Chapter 49: The `rustc` Compilation Pipeline

Prerequisites

Ch 21: Borrow Checker

You will understand

Lexing → parsing → HIR → MIR → LLVM IR → machine code
Where borrow checking happens in the pipeline
Why MIR matters for optimization and analysis

Reading time

35 min

+ 15 min exercises

Step 1 - The Problem

Without a mental model of the compiler pipeline, many advanced Rust phenomena feel disconnected:

why borrow checking sees code differently from surface syntax
why macro expansion changes what later phases operate on
why generics are zero-cost at runtime yet expensive for compile time
why diagnostics often refer to desugared or inferred structure

The pipeline view turns these from isolated facts into one story.

Step 2 - Rust’s Design Decision

Rust compiles through a sequence of increasingly semantic representations instead of one monolithic pass:

parsing and expansion
lowering to internal representations
type and trait reasoning
borrow checking and MIR optimizations
codegen through LLVM

Rust accepted:

a sophisticated compiler architecture
many internal representations

Rust refused:

trying to do all semantic work on raw syntax
collapsing high-level language guarantees into ad hoc backend heuristics

Step 3 - The Mental Model

Plain English rule: each compiler stage removes one kind of ambiguity and adds one kind of meaning.

Surface Rust is for humans. HIR is for semantic analysis. MIR is for control-flow and ownership analysis. LLVM IR is for low-level optimization and machine-code generation.

Step 4 - Minimal Code Example

Take this source:

#![allow(unused)]
fn main() {
for x in values {
    println!("{x}");
}
}

This is not how the compiler reasons about it in later stages. By HIR/MIR time, it has been desugared into iterator and control-flow machinery.

Step 5 - Walkthrough

High-level pipeline:

Source
  -> tokens
  -> AST
  -> expanded AST
  -> HIR
  -> MIR
  -> LLVM IR
  -> machine code

What each stage is really doing:

Parsing turns text into syntax structure.
Macro expansion rewrites macro-driven syntax into ordinary syntax trees.
Name resolution ties names to definitions.
HIR lowers away much syntactic sugar and becomes a better substrate for type checking.
Trait solving and type checking operate on this more semantic form.
MIR makes control flow, temporaries, and drops explicit.
Borrow checking and many mid-level optimizations operate on MIR.
Monomorphization creates concrete instantiations of generic code.
LLVM handles low-level optimization and machine-code emission.

The invariant is:

ownership, typing, and dispatch semantics must become explicit enough before the compiler can check or optimize them soundly.

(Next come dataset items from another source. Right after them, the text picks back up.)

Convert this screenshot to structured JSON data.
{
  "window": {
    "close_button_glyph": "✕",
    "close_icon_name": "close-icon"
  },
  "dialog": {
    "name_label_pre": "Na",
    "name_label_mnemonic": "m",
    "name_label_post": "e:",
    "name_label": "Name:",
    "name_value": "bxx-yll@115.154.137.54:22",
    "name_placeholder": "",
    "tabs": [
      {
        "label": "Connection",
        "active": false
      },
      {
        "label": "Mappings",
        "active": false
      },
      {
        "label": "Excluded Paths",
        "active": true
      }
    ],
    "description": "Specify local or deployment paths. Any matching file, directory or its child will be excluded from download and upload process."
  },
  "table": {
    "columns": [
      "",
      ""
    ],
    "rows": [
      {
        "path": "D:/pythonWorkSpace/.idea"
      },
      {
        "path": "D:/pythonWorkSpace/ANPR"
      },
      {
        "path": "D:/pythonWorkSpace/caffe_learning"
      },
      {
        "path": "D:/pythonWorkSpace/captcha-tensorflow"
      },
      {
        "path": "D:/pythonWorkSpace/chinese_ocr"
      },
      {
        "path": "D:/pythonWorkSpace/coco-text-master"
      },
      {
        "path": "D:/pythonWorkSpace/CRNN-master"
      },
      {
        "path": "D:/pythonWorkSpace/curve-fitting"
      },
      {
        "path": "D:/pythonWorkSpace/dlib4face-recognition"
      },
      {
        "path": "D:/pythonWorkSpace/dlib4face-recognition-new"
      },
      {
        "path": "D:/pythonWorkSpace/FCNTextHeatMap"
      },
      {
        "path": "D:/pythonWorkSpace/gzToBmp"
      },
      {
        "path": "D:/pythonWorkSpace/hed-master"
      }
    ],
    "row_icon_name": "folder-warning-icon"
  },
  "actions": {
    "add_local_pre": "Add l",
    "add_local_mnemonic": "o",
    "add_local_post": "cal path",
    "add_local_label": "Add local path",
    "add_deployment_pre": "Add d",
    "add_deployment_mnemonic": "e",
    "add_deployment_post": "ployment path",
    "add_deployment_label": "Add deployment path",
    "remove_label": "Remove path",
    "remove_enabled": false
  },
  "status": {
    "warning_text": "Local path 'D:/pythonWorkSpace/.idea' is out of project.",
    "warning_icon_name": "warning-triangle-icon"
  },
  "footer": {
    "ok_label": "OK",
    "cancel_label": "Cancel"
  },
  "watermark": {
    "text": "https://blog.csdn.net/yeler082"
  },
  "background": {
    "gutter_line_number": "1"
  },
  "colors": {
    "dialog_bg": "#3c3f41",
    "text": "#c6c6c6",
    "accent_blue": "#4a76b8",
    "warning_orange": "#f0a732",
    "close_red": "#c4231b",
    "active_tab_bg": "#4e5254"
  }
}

The flagship tour: follow three lines of code through every representation the compiler builds on the way to machine code.

Interactive simulation (requires JavaScript): a for loop traced through the full rustc pipeline — token stream, AST, HIR desugaring with type checking, MIR control-flow graph where the borrow checker runs, LLVM IR optimization, and the final linked binary.

## Step 6 - Three-Level Explanation

The compiler does not check your program only as written. It gradually turns your code into simpler internal forms that are easier to analyze.

HIR matters because it is where a lot of semantic reasoning becomes clearer after desugaring.

MIR matters because:

control flow is explicit
drops are explicit
temporary lifetimes are clearer
borrow checking is more precise there than on raw syntax

Monomorphization matters because it explains why generic code is fast but can grow compile time and binary size.

The pipeline is also a design boundary system:

macro system before semantic analysis
HIR for language-level meaning
MIR for ownership/control-flow reasoning
backend IR for machine-level optimization

This separation lets Rust pursue strong source-level guarantees without forcing the backend to reconstruct ownership and borrow semantics from machine-ish code.

HIR, MIR, and Borrow Checking

HIR is where many surface conveniences have already been normalized.

MIR is closer to a control-flow graph with explicit temporaries, assignments, and drops. That is why borrow checking happens there: the compiler can see where values are live, where borrows start and end, and how control flow really branches.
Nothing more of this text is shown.